Dieser Bediente war ein Vetter von ihr, den sie auch ohne weiteres
bestellte, um gleich beim Packen hülfreiche Hand zu leisten. Aber
selbst der Vetter fand keine Gnade vor des Commerzienraths Augen.
Herr Mahlhuber war nun einmal fest entschlossen allein zu reisen, und
-- hatte dabei auch seine ganz besondern Gründe. Sollte er sich einen
Menschen aufhängen, der nachher jede Bewegung, die er da draußen
gemacht, jede Ungeschicklichkeit in den fremden Sitten (und er war
klug genug solche zu fürchten) genau und ausführlich mit nach
Gidelsbach zurückbrachte und den Leuten in der Schenke Stoff zum
Lachen und Maulaufreißen gab? Nein, er wollte sich still in einen
Postwagen setzen und fahren, wohin? blieb sich gleich, ja, wenn es
unbemerkt geschehen konnte, vielleicht eine zeitlang herüber und
hinüber, von Station zu Station, um nur nicht zu weit fortzukommen;
doch das fand sich Alles später und er konnte darüber schalten und
walten wie es ihm gut dünkte -- wenn er nur allein war.

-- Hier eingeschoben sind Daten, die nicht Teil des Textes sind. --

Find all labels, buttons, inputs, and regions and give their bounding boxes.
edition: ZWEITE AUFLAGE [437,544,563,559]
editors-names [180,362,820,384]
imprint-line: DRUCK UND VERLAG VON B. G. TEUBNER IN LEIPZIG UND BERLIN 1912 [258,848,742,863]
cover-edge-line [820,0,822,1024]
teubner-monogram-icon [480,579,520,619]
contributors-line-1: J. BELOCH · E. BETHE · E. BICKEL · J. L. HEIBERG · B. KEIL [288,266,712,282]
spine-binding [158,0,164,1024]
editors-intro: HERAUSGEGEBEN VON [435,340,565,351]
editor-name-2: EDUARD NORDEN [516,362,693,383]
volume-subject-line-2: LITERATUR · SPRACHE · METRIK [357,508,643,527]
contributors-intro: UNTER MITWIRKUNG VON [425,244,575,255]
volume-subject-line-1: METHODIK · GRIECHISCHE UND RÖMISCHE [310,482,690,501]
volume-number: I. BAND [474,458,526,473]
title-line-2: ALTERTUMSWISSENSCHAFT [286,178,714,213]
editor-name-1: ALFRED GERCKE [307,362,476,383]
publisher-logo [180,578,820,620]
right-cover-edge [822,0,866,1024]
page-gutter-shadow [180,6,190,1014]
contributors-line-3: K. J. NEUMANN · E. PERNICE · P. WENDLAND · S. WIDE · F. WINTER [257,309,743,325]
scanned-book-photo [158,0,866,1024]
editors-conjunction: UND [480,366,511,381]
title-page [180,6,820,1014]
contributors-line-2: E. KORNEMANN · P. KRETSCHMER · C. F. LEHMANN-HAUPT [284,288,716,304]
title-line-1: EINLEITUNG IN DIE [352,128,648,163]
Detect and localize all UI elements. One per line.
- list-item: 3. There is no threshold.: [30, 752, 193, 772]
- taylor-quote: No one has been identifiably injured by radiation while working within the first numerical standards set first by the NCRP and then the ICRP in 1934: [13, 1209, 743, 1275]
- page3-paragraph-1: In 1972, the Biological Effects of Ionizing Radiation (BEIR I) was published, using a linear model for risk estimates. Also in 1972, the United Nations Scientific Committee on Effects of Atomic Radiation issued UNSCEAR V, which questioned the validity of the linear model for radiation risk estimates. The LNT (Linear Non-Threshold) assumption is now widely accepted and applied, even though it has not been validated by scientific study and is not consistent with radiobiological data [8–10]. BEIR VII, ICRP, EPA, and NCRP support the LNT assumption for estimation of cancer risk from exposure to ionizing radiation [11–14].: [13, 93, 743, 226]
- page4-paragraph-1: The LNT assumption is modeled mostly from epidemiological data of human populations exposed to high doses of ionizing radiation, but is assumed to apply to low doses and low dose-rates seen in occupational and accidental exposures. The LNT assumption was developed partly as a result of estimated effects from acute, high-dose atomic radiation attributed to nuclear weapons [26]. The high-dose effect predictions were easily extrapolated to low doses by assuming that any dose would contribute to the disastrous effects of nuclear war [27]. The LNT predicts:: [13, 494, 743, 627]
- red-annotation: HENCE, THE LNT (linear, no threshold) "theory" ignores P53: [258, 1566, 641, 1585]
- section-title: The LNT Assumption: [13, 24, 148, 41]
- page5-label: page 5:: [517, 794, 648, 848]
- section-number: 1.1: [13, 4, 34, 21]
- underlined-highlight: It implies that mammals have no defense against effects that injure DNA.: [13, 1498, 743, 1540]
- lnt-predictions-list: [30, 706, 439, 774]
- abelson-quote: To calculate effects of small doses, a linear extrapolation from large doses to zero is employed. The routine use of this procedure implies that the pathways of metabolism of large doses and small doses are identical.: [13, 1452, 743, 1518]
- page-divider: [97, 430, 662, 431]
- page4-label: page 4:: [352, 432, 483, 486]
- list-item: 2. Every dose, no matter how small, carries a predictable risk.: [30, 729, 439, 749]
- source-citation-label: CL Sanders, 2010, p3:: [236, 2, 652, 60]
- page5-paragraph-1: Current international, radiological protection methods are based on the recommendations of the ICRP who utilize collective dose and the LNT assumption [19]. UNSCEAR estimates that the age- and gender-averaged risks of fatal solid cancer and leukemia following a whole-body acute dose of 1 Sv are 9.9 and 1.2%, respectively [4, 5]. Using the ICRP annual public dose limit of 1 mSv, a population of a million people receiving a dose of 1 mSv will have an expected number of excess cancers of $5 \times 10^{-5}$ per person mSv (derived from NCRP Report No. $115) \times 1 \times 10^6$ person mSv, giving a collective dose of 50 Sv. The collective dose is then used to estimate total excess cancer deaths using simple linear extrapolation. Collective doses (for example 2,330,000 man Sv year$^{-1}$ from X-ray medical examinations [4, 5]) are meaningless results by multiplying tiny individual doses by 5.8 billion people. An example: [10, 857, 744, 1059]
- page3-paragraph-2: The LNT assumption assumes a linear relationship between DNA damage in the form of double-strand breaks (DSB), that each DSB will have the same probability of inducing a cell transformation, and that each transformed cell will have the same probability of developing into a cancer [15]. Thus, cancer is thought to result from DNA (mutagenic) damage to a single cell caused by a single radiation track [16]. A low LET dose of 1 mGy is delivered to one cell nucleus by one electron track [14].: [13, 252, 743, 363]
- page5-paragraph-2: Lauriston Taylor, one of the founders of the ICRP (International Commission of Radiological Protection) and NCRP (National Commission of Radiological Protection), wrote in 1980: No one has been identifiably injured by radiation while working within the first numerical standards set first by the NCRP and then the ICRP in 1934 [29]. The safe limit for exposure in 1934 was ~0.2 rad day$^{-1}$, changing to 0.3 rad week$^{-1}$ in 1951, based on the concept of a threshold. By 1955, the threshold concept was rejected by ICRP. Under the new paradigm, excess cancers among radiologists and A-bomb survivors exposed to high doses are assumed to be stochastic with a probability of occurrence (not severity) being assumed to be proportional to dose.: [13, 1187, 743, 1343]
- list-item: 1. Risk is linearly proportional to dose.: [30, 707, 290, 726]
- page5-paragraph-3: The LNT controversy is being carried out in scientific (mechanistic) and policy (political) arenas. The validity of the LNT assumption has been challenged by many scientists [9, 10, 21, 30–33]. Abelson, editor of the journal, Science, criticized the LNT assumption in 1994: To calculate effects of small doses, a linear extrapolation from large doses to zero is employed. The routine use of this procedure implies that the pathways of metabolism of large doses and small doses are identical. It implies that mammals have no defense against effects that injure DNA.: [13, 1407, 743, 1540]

Auch incognito wollte er reisen. -- Mahlhuber! Der Name ging schon,
es gab verschiedene Mahlhuber, in Gidelsbach sowol wie in der
Umgegend, aber den Commerzienrath mußte er verheimlichen.
Schlechtweg Mahlhuber, mit dem Ludwigskreuz jedoch, denn das
durfte er nicht aus dem Knopfloch lassen, es hätte das als eine
Misachtung angesehen werden können; aber er trug es am Frack und
den Oberrock darüberhin, sodaß es wenigstens nicht unnöthig auffiel.
Eine Schwierigkeit zeigte sich aber doch noch. Der Commerzienrath
hatte Dorothee's wie ihres Vetters Begleitung parirt, wie überhaupt in
der ganzen Verhandlung eine sonst nicht so stark an ihm hervortretende
Willensfestigkeit gezeigt; Eins aber trug die wackere und um ihren
Herrn wirklich besorgte Wirthschafterin noch auf dem Herzen, auf dem
sie bestand und gegen das Herr Mahlhuber vergebens ankämpfte.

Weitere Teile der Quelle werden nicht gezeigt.